20 Novembre 2012 alle 18:00

La prossima legge elettorale o l’attuale non consentiranno governi stabili. Il fattore Grillo poi (15 o 20 per cento) determinerà un vincitore ancor più monco del previsto. Saremo quindi governati da una “meno minoranza” e non dalla maggioranza effettiva. Condannati quindi al governo delle minoranze litigiose. I ringraziamenti per questa situazione non vanno rivolti solo al Pdl ma anche alla lungimiranza di Casini, della Lega, di Di Pietro e del Pd che pur di non riformare istituzioni, Costituzione e legge elettorale preferiscono imbonire il proprio elettorato con belle e false parole. Tutti colpevoli di scarso amore per lo stato. Perciò guardo con simpatia alle nuove formazioni, purtroppo tardive ed acerbe, come quella di Giannino, che apprezzo molto.
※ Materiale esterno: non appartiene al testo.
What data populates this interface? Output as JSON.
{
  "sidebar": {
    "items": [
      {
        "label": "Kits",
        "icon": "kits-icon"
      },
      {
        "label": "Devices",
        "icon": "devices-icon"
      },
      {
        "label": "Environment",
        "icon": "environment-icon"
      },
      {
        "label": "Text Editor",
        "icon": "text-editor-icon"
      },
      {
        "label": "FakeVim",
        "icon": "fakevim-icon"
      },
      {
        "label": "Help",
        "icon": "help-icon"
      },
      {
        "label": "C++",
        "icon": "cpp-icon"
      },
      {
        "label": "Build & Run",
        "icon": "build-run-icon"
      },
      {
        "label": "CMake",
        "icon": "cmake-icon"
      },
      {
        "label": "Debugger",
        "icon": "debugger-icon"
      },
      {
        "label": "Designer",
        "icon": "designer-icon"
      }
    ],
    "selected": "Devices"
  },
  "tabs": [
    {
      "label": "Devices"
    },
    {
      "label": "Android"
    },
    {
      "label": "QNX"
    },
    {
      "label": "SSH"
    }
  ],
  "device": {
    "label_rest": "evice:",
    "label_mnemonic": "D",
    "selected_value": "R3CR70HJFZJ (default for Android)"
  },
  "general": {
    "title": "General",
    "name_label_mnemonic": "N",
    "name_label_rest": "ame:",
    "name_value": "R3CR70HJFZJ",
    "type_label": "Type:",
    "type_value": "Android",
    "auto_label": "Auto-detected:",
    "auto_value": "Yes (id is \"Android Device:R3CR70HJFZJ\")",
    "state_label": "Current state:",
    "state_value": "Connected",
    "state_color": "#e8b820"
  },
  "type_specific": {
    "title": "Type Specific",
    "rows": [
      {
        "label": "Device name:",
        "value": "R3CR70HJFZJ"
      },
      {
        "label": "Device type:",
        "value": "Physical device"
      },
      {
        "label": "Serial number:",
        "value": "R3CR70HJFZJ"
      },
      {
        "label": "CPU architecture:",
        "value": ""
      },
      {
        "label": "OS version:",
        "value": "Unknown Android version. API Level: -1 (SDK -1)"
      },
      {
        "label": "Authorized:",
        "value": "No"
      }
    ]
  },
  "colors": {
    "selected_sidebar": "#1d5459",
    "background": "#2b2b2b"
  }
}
Samorì il rottamatore del pdl mi piace, ma non credo avrà successo. Un’operazione del genere aveva bisogno di almeno sei/otto mesi di tempo in più. Il neo centrismo di Montezemolo, come sempre è fumoso. Carino nei modi ma troppo vicino, anche se nega, a due responsabili dello sfascio del calibro di Casini e Fini. E’ vero che gioca la carta Monti, altrimenti otterrebbe un risultato vicino allo zero virgola, ma così facendo brucia il Monti super partes. M5S, gioca con i tablet e proporrà gente inesperta, pur motivata e onesta, ma non in grado d’affrontare temi complessi. L’unica soluzione sembra essere un patto costituente fra una nuova destra e un nuovo Pd (che sono di là da venire). Temo che avremo le solite elezioni come rito per assaltare la diligenza e non come rito fondamentale per governare con serietà.